Messagepar soren » Ven 2 Mar 2018 07:12

Je copie-colle ici un mail envoyé à une amie à propos du dernier film de Kawase ("Vers la lumière") :

Je n'ai pas été très emballé, je trouve les derniers films de la cinéaste quand même beaucoup moins intéressants que ceux qu'elle faisait avant. Je les trouve très poseurs, elle a basculé du côté d'un cinéma d'auteur japonais formaté qui doit faire une certaine durée (longue) et avoir un certain rythme (lent) pour faire couleur locale et "authentique" dans les festivals internationaux. Le problème c'est que, derrière cet étirement, il n'y a pas grand chose d'intéressant sinon un gros chantage à l'émotion et les deux ou trois petites lubies de l'auteure qui reviennent inlassablement de film en film. Kawase a beau faire mine de s'intéresser à certaines catégories de personnes plus ou moins en marge de la société japonaise (ici les aveugles), elle en revient toujours à ses problèmes à elle de pertes familiales qui étaient beaucoup plus intéressants lorsque son cinéma était plus à vif et moins lourdement illustratif.

D'une certaine manière "Vers la lumière" est un peu l'anti-"Good Time" (qui est selon moi l'un des meilleurs films de l'an dernier). A la fin du film des frères Safdie, on voit l'un des frères qui a des problèmes mentaux retrouver un centre de soins après avoir vécu une courte échappée belle avec son frère. Ce retour dans le "care" institutionnel de la société est vécu par les spectateurs comme un retour à l'ordre dramatique, qui tranche brutalement avec la puissance émancipatrice de la vie qui a présidée à l'échappée chaotique précédente. Je trouve le film de Kawase beaucoup trop sage, à travers l'association qui vient en aide aux aveugles en "décrivant les films" (et ses marottes psychologiques personnelles) elle ne libère pas son cinéma et ses personnages mais les emprisonne plutôt dans un cadre qui empêche toute véritable libération, hors des conventions de la société.

Le film m'a rappelé un entretien entre Serge Daney et une spectatrice de cinéma aveugle.

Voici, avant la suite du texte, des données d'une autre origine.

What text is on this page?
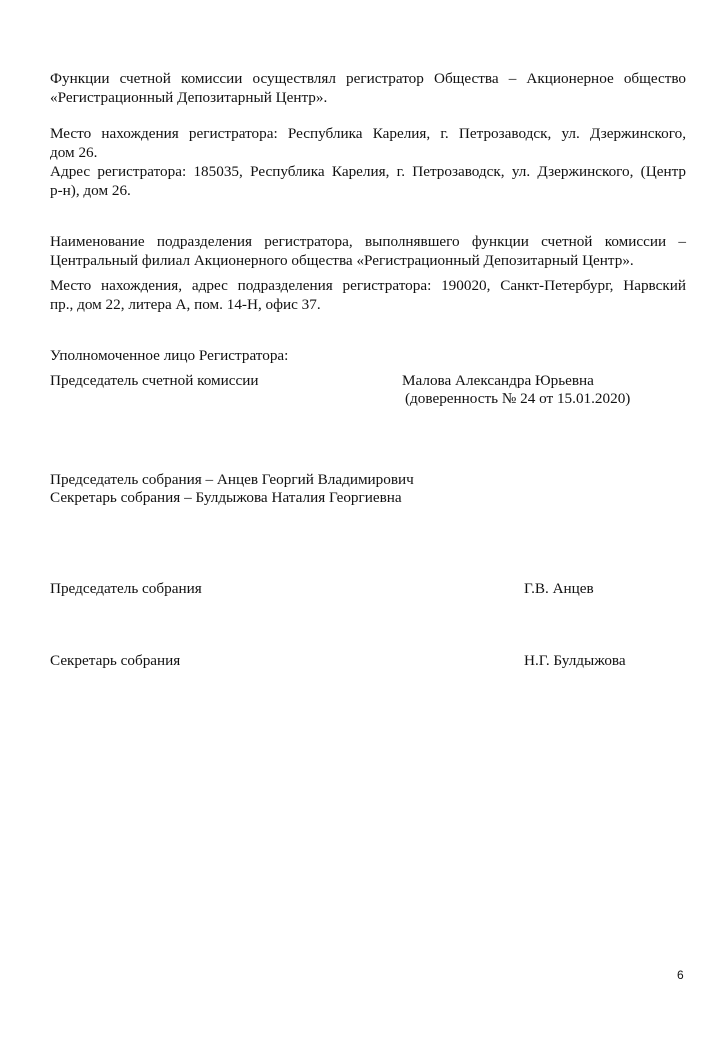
Функции счетной комиссии осуществлял регистратор Общества – Акционерное общество
«Регистрационный Депозитарный Центр».
Место нахождения регистратора: Республика Карелия, г. Петрозаводск, ул. Дзержинского,
дом 26.
Адрес регистратора: 185035, Республика Карелия, г. Петрозаводск, ул. Дзержинского, (Центр
р-н), дом 26.
Наименование подразделения регистратора, выполнявшего функции счетной комиссии –
Центральный филиал Акционерного общества «Регистрационный Депозитарный Центр».
Место нахождения, адрес подразделения регистратора: 190020, Санкт-Петербург, Нарвский
пр., дом 22, литера А, пом. 14-Н, офис 37.
Уполномоченное лицо Регистратора:
Председатель счетной комиссии	Малова Александра Юрьевна
(доверенность № 24 от 15.01.2020)
Председатель собрания – Анцев Георгий Владимирович
Секретарь собрания – Булдыжова Наталия Георгиевна
Председатель собрания	Г.В. Анцев
Секретарь собрания	Н.Г. Булдыжова
6
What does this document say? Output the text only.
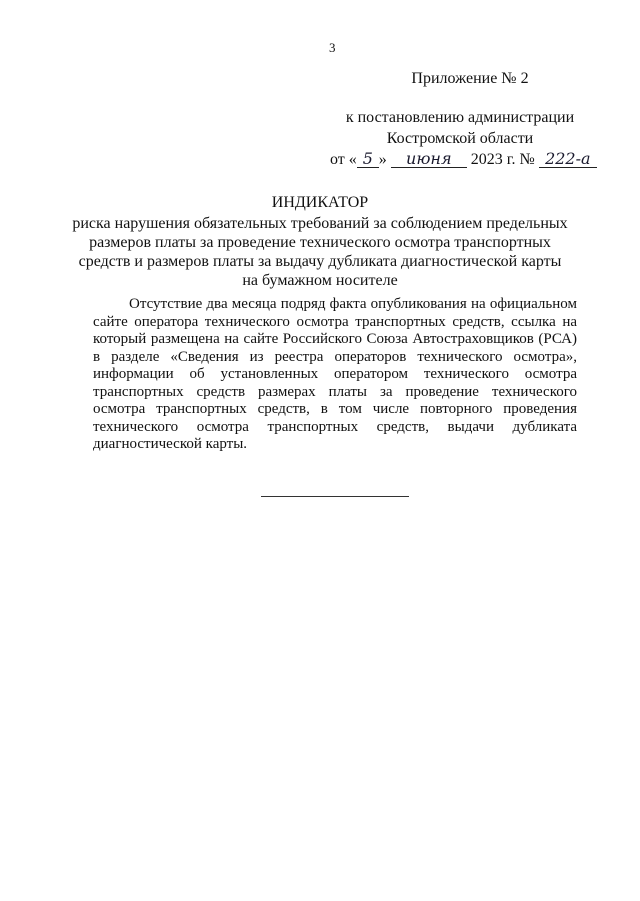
3
Приложение № 2
к постановлению администрации
Костромской области
от « 5 » июня 2023 г. № 222-а
ИНДИКАТОР
риска нарушения обязательных требований за соблюдением предельных размеров платы за проведение технического осмотра транспортных средств и размеров платы за выдачу дубликата диагностической карты на бумажном носителе
Отсутствие два месяца подряд факта опубликования на официальном сайте оператора технического осмотра транспортных средств, ссылка на который размещена на сайте Российского Союза Автостраховщиков (РСА) в разделе «Сведения из реестра операторов технического осмотра», информации об установленных оператором технического осмотра транспортных средств размерах платы за проведение технического осмотра транспортных средств, в том числе повторного проведения технического осмотра транспортных средств, выдачи дубликата диагностической карты.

Je serais curieux de savoir ce que cette spectatrice penserait du film de Kawase et de cette histoire de "décrire les films" aux aveugles pendant la projection... Je vous envoie le lien de l'émission, c'est à écouter : https://www.franceculture.fr/emissions/ ... -quon-voit

Le film rappelle quand même que décrire un film (pour des aveugles ou pour n'importe qui) est un exercice totalement subjectif, ce qui est important à signaler à l'heure où une certaine critique prétend se rapprocher de l'objectivité en décrivant "bien" (?!) les films plutôt qu'en donnant son avis argumenté sur ceux-ci !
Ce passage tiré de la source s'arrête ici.